Readers are probably thinking, oh good, more election discussion! Have no fear, dear reader, this column is not the best political minds on a cable news channel predicting which candidate is going to get what delegates. It is, however, a discussion of the dialogue between candidates, their handlers and the press, hopefully with a little less pompous windbaggery.
When Walter Cronkite coined the term “anchorman,” he was covering political conventions in the 1950s. In his autobiography, “A Reporter’s Life,” Cronkite remarked that after the coverage of the 1952 convention, the parties sanitized their proceedings because those Americans with access to television news saw the rather messy way the conventions took place.
Since then, political candidates have been extraordinarily careful about what they say to the press and how they say it. This is because the press is not an innocent communicator of information, although this is nothing new to American press.
Recently there have been a couple of instances where candidates have involved themselves directly with the press in a critical manner. The first one involved Mitt Romney and an AP reporter who contradicted him during a speech in an office supply store.
The latest incident occurred when Hillary Clinton wrote to the president of NBC News to criticize reporter David Shuster’s comments. Shuster made a remark about Chelsea Clinton, Hillary and Bill Clinton’s daughter, and her role in the presidential race. Shuster asked if Chelsea was being “pimped out” for Clinton’s campaign. According to a post on the Washington Post Web site, Clinton said, “Nothing justifies the kind of debasing language that David Shuster used and no temporary suspension or half hearted [sic] apology is sufficient.”
Clinton is obviously out for blood.

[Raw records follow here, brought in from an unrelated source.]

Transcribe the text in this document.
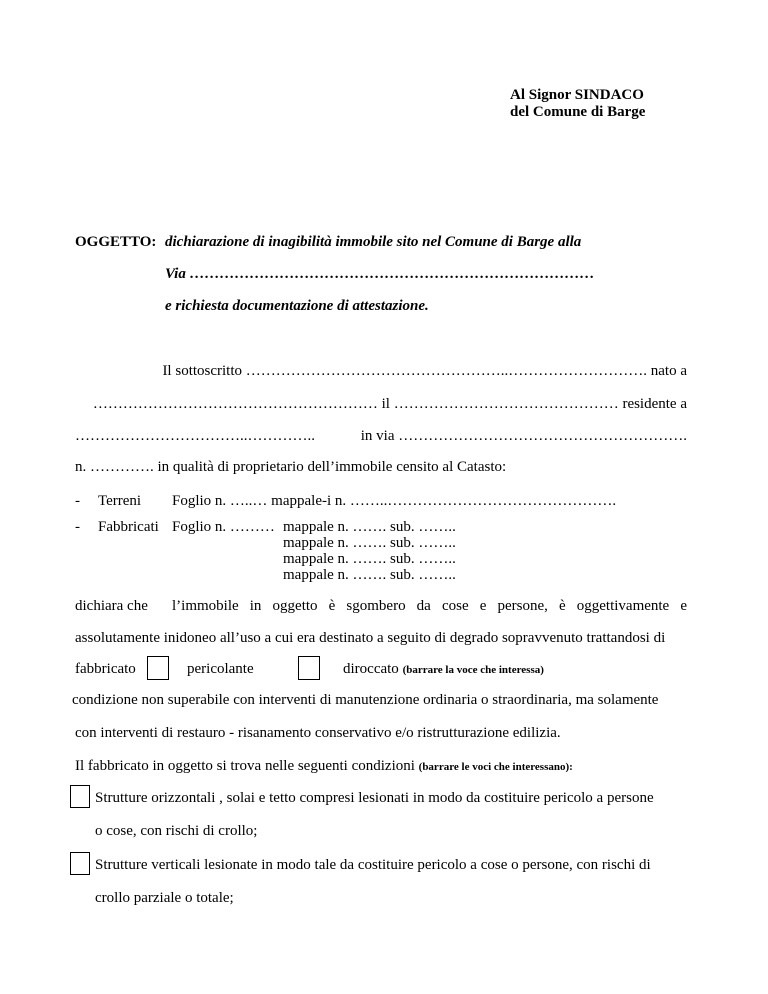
Al Signor SINDACO
del Comune di Barge
OGGETTO: dichiarazione di inagibilità immobile sito nel Comune di Barge alla
Via ………………………………………………………………………
e richiesta documentazione di attestazione.
Il sottoscritto ……………………………………………..………………………. nato a
………………………………………………… il ……………………………………… residente a
……………………………..…………..	in via ………………………………………………….
n. …………. in qualità di proprietario dell’immobile censito al Catasto:
- Terreni Foglio n. …..… mappale-i n. ……..……………………………………….
- Fabbricati Foglio n. ……… mappale n. ……. sub. ……..
mappale n. ……. sub. ……..
mappale n. ……. sub. ……..
mappale n. ……. sub. ……..
dichiara che l’immobile in oggetto è sgombero da cose e persone, è oggettivamente e
assolutamente inidoneo all’uso a cui era destinato a seguito di degrado sopravvenuto trattandosi di
fabbricato	pericolante	diroccato (barrare la voce che interessa)
condizione non superabile con interventi di manutenzione ordinaria o straordinaria, ma solamente
con interventi di restauro - risanamento conservativo e/o ristrutturazione edilizia.
Il fabbricato in oggetto si trova nelle seguenti condizioni (barrare le voci che interessano):
Strutture orizzontali , solai e tetto compresi lesionati in modo da costituire pericolo a persone
o cose, con rischi di crollo;
Strutture verticali lesionate in modo tale da costituire pericolo a cose o persone, con rischi di
crollo parziale o totale;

Which in some regards is fair, considering the actual meaning and allusions that are connected with the word “pimp.” While MTV uses it colloquially as a strange synonym for “upgrade” in its show “Pimp My Ride” and it is also used to describe something that is fashionable or cool, a pimp is a person who generally exploits other people in a usually demeaning and despicable way.
If Hillary Clinton were selling her daughter to male candidates to get their votes, “pimp” might have been an appropriate word choice. However, she was not, to the best of my knowledge, so the word choice was a poor one.
Clinton’s letter to NBC News also asserted that journalists and commentators could do their jobs and “still keep the discourse civil and appropriate.” This is an agreeable statement because journalists can and should keep the dialogue civil and appropriate. Not only does inappropriate language make journalists and their profession look unprofessional and unintelligent, it perpetuates the wall between journalists and politicians that ultimately leads to Americans getting a sterilized version of candidate views.
Journalists should play nicely. Otherwise, the whole of journalism is no better than Bill O’Reilly.